Almost any pattern that you sew will have various marks that you will want to transfer to your cut fabric before you start the actual sewing. The Conifer Skirt is no exception.
The Conifer Skirt has notches that we use to align the top of the skirt with the waistband and optional pocket. As with any pattern, you can mark the notches in several ways. When you are cutting out the fabric pieces, you can make notches of fabric pointing out. If you find that laborious (or forget before it’s too late), you can make little snips into the fabric piece. Remember that you have a 5/8″ seam allowance and make sure that your snip is significantly less than that. Any fabric that you would use on the Conifer Skirt is likely to handle a snip well, but remember that you don’t want to snip into any very delicate fabrics or fabrics that are extremely prone to raveling. Finally, you can mark the notch points with chalk or a fabric safe pen.

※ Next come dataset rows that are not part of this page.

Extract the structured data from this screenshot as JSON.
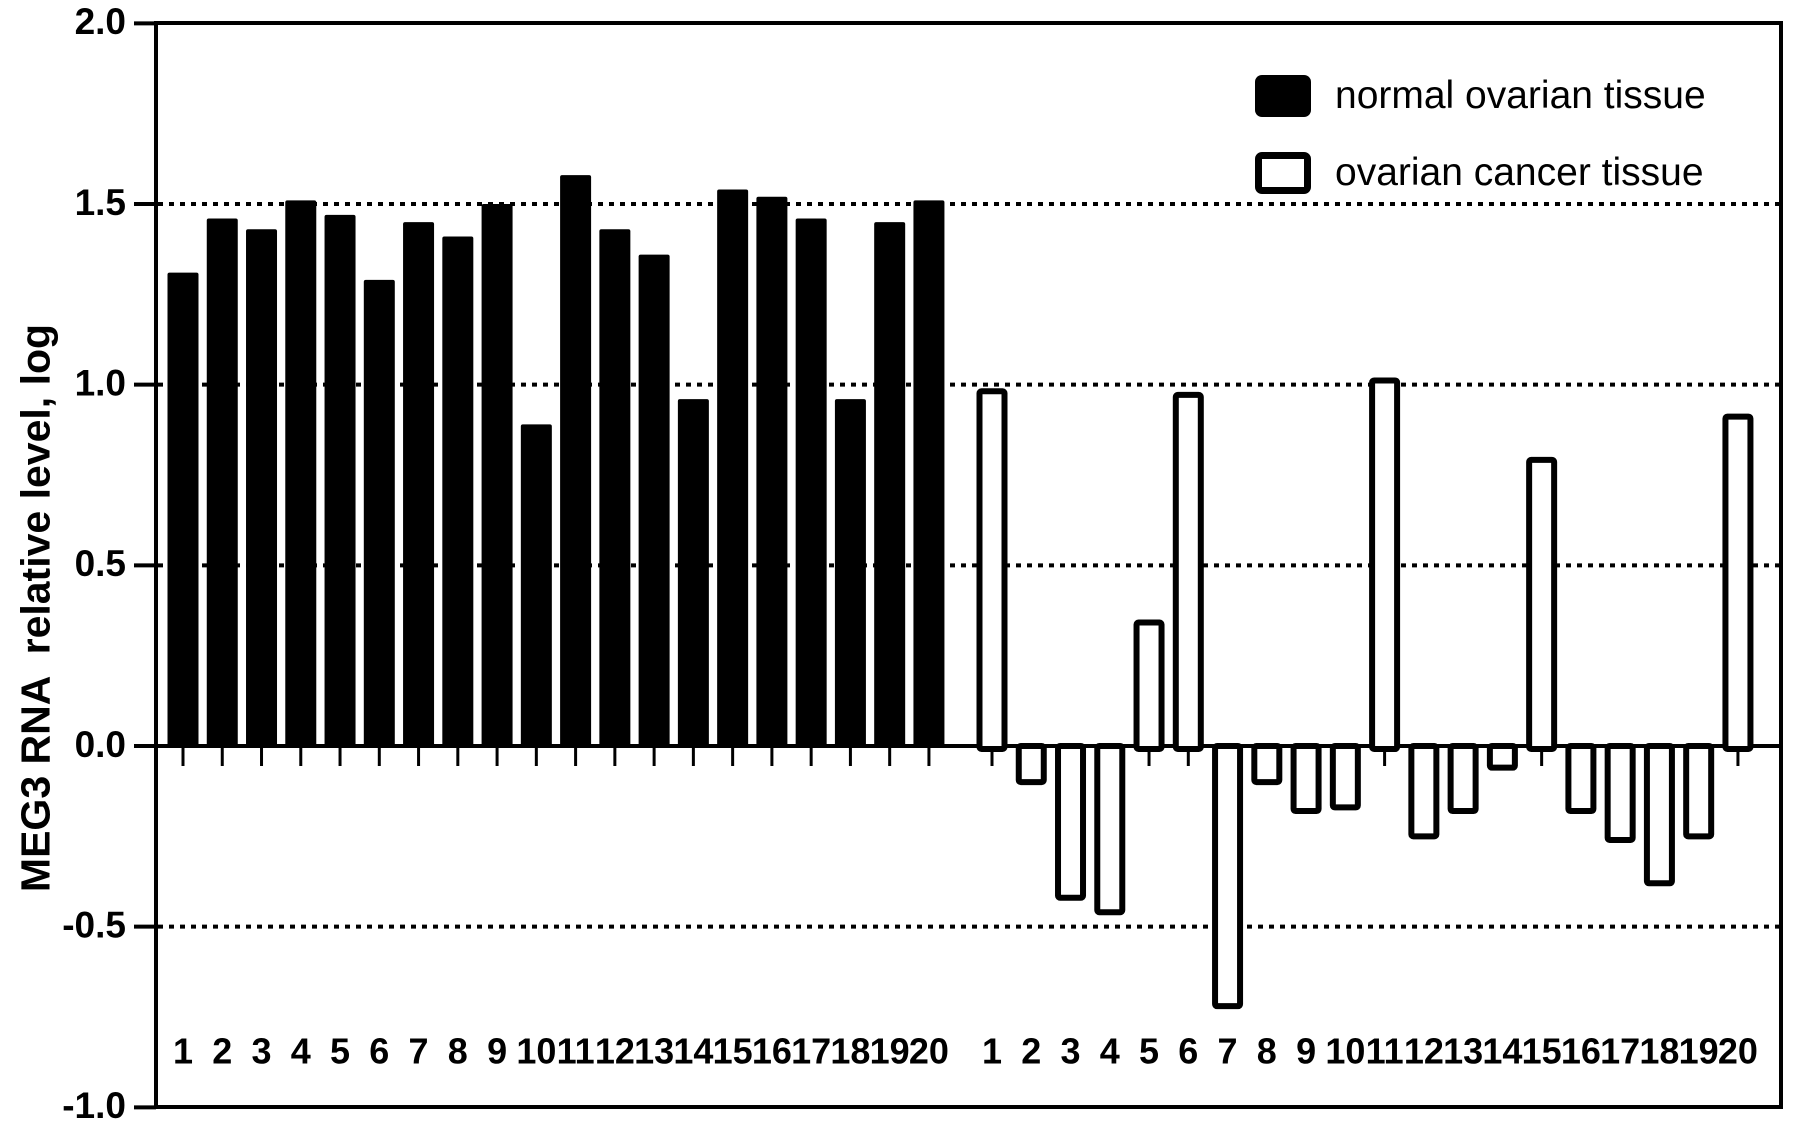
{
  "figure": {
    "background": "#ffffff",
    "foreground": "#000000"
  },
  "legend": {
    "items": [
      {
        "label": "normal ovarian tissue",
        "swatch": "black-filled"
      },
      {
        "label": "ovarian cancer tissue",
        "swatch": "white-open"
      }
    ]
  },
  "chart_data": {
    "type": "bar",
    "title": "",
    "xlabel": "",
    "ylabel": "MEG3 RNA  relative level, log",
    "ylim": [
      -1.0,
      2.0
    ],
    "yticks": [
      2.0,
      1.5,
      1.0,
      0.5,
      0.0,
      -0.5,
      -1.0
    ],
    "ytick_labels": [
      "2.0",
      "1.5",
      "1.0",
      "0.5",
      "0.0",
      "-0.5",
      "-1.0"
    ],
    "dotted_gridlines": [
      1.5,
      1.0,
      0.5,
      -0.5
    ],
    "baseline": 0.0,
    "grid": "dotted-horizontal",
    "legend_position": "top-right",
    "categories": [
      "1",
      "2",
      "3",
      "4",
      "5",
      "6",
      "7",
      "8",
      "9",
      "10",
      "11",
      "12",
      "13",
      "14",
      "15",
      "16",
      "17",
      "18",
      "19",
      "20"
    ],
    "series": [
      {
        "name": "normal ovarian tissue",
        "fill": "#000000",
        "values": [
          1.31,
          1.46,
          1.43,
          1.51,
          1.47,
          1.29,
          1.45,
          1.41,
          1.5,
          0.89,
          1.58,
          1.43,
          1.36,
          0.96,
          1.54,
          1.52,
          1.46,
          0.96,
          1.45,
          1.51
        ]
      },
      {
        "name": "ovarian cancer tissue",
        "fill": "#ffffff",
        "values": [
          0.99,
          -0.1,
          -0.42,
          -0.46,
          0.35,
          0.98,
          -0.72,
          -0.1,
          -0.18,
          -0.17,
          1.02,
          -0.25,
          -0.18,
          -0.06,
          0.8,
          -0.18,
          -0.26,
          -0.38,
          -0.25,
          0.92
        ]
      }
    ]
  }
}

If you are sewing the Conifer Skirt with the shingled layers, you are going to have to do a fair bit of marking on the skirt front/back so you know exactly where to place those layer. You’ll notice that the instructions have you mark and then sew one layer at a time working from the bottom up. If you want to save some time, you can mark all the layers at once – however, you will find that as you sew on each layer, it covers up a bit of the marks for the layer above. I solve this by marking all the layers at once and then re-marking just the part that is covered with each sewn layer.
The most accurate way to mark your layer placement lines is to use dressmakers tracing paper (it can be either chalk or wax. I find that wax usually marks the fabric much better and in this instance you don’t need to worry about it leaving permanent marks on your fabric since it will definitely be covered by the layers). Lay your fabric on the bottom, then a layer of dressmakers tracing paper wax/chalk side down, then your pattern piece on top. Trace along the layer placement lines (NOT the layer stitch lines that are 5/8″ higher) with a tracing wheel.

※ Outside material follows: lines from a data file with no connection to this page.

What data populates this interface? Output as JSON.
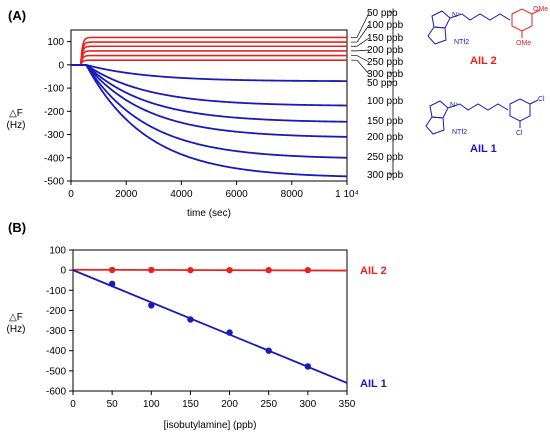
{
  "colors": {
    "red": "#e8231f",
    "blue": "#1a1aba"
  },
  "panel_a": {
    "label": "(A)"
  },
  "panel_b": {
    "label": "(B)"
  },
  "molecules": {
    "ail2": {
      "name": "AIL 2",
      "color": "#e8231f",
      "ntf2": "NTf2",
      "substituent": "OMe"
    },
    "ail1": {
      "name": "AIL 1",
      "color": "#1a1aba",
      "ntf2": "NTf2",
      "substituent": "Cl"
    }
  },
  "chart_data": [
    {
      "type": "line",
      "panel": "(A)",
      "xlabel": "time (sec)",
      "ylabel": "△F\n(Hz)",
      "xlim": [
        0,
        10000
      ],
      "ylim": [
        -500,
        150
      ],
      "x_ticks": [
        0,
        2000,
        4000,
        6000,
        8000,
        10000
      ],
      "x_tick_labels": [
        "0",
        "2000",
        "4000",
        "6000",
        "8000",
        "1 10⁴"
      ],
      "y_ticks": [
        100,
        0,
        -100,
        -200,
        -300,
        -400,
        -500
      ],
      "grid": false,
      "red_series": [
        {
          "name": "50 ppb",
          "plateau": 118
        },
        {
          "name": "100 ppb",
          "plateau": 98
        },
        {
          "name": "150 ppb",
          "plateau": 80
        },
        {
          "name": "200 ppb",
          "plateau": 60
        },
        {
          "name": "250 ppb",
          "plateau": 40
        },
        {
          "name": "300 ppb",
          "plateau": 20
        }
      ],
      "blue_series": [
        {
          "name": "50 ppb",
          "final": -70
        },
        {
          "name": "100 ppb",
          "final": -175
        },
        {
          "name": "150 ppb",
          "final": -245
        },
        {
          "name": "200 ppb",
          "final": -310
        },
        {
          "name": "250 ppb",
          "final": -400
        },
        {
          "name": "300 ppb",
          "final": -480
        }
      ],
      "red_bracket_labels": [
        "50 ppb",
        "100 ppb",
        "150 ppb",
        "200 ppb",
        "250 ppb",
        "300 ppb"
      ],
      "blue_bracket_labels": [
        "50 ppb",
        "100 ppb",
        "150 ppb",
        "200 ppb",
        "250 ppb",
        "300 ppb"
      ]
    },
    {
      "type": "scatter",
      "panel": "(B)",
      "xlabel": "[isobutylamine] (ppb)",
      "ylabel": "△F\n(Hz)",
      "xlim": [
        0,
        350
      ],
      "ylim": [
        -600,
        100
      ],
      "x_ticks": [
        0,
        50,
        100,
        150,
        200,
        250,
        300,
        350
      ],
      "y_ticks": [
        100,
        0,
        -100,
        -200,
        -300,
        -400,
        -500,
        -600
      ],
      "grid": false,
      "series": [
        {
          "name": "AIL 2",
          "color": "#e8231f",
          "points": [
            [
              50,
              1
            ],
            [
              100,
              1
            ],
            [
              150,
              0
            ],
            [
              200,
              0
            ],
            [
              250,
              0
            ],
            [
              300,
              0
            ]
          ],
          "fit": {
            "x": [
              0,
              350
            ],
            "y": [
              2,
              -2
            ]
          }
        },
        {
          "name": "AIL 1",
          "color": "#1a1aba",
          "points": [
            [
              50,
              -68
            ],
            [
              100,
              -175
            ],
            [
              150,
              -245
            ],
            [
              200,
              -310
            ],
            [
              250,
              -400
            ],
            [
              300,
              -478
            ]
          ],
          "fit": {
            "x": [
              0,
              350
            ],
            "y": [
              0,
              -560
            ]
          }
        }
      ]
    }
  ]
}
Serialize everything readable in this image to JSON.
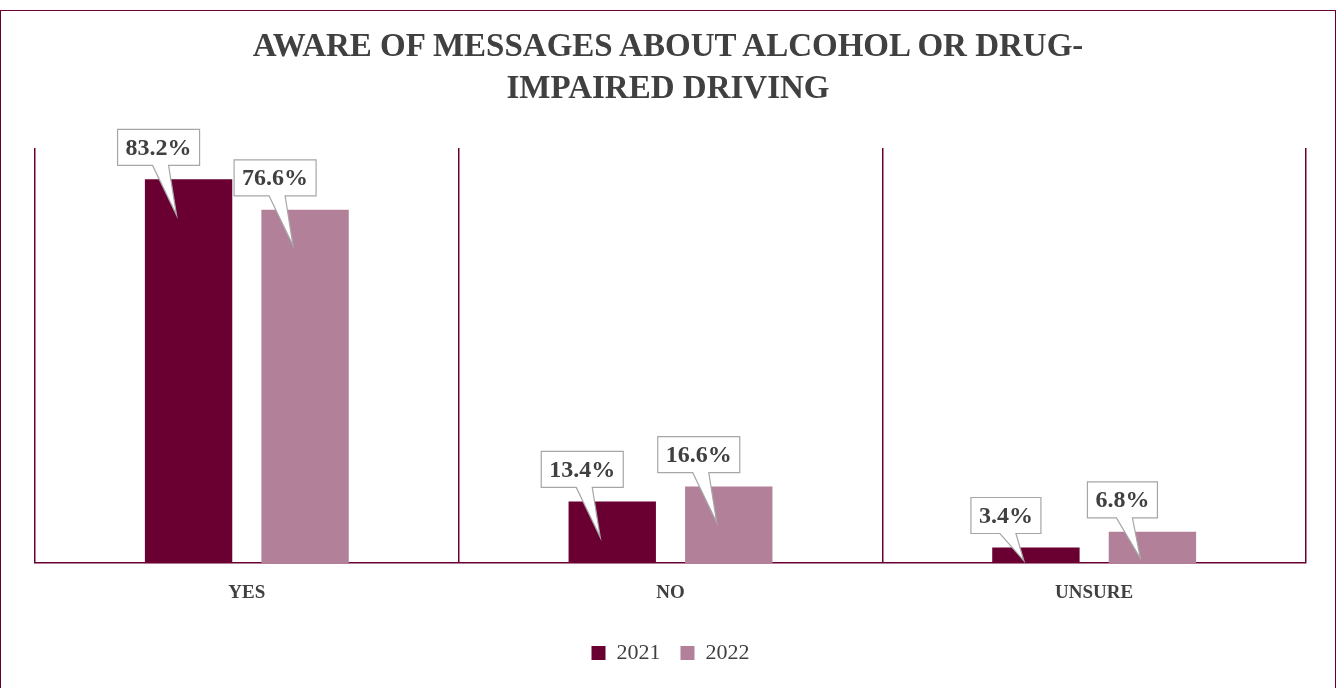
{
  "chart_data": {
    "type": "bar",
    "title": "AWARE OF MESSAGES ABOUT ALCOHOL OR DRUG-IMPAIRED DRIVING",
    "categories": [
      "YES",
      "NO",
      "UNSURE"
    ],
    "series": [
      {
        "name": "2021",
        "color": "#6a0032",
        "values": [
          83.2,
          13.4,
          3.4
        ],
        "value_labels": [
          "83.2%",
          "13.4%",
          "3.4%"
        ]
      },
      {
        "name": "2022",
        "color": "#b28098",
        "values": [
          76.6,
          16.6,
          6.8
        ],
        "value_labels": [
          "76.6%",
          "16.6%",
          "6.8%"
        ]
      }
    ],
    "grid": "x",
    "legend": "bottom"
  }
}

You may find that your marks are hard to see. If this is so, take a long straight ruler and some handheld chalk and trace over your marks for more definition.
You can also cheat a bit with a quicker method of transferring your placement marks (shhhh. I won’t tell). Because the placement marks are straight lines, you can fold your pattern piece along those straight lines (again, make sure you’re using the placement lines not the sewing lines) and use that fold as a guideline. Use a straight ruler to make sure that your line doesn’t wobble and trace along that line.
One final, very important thing to remember is that your front and back are mirror images of each other. When you trace your pattern pieces, remember to flip your pattern over when you go from tracing the front to tracing the back!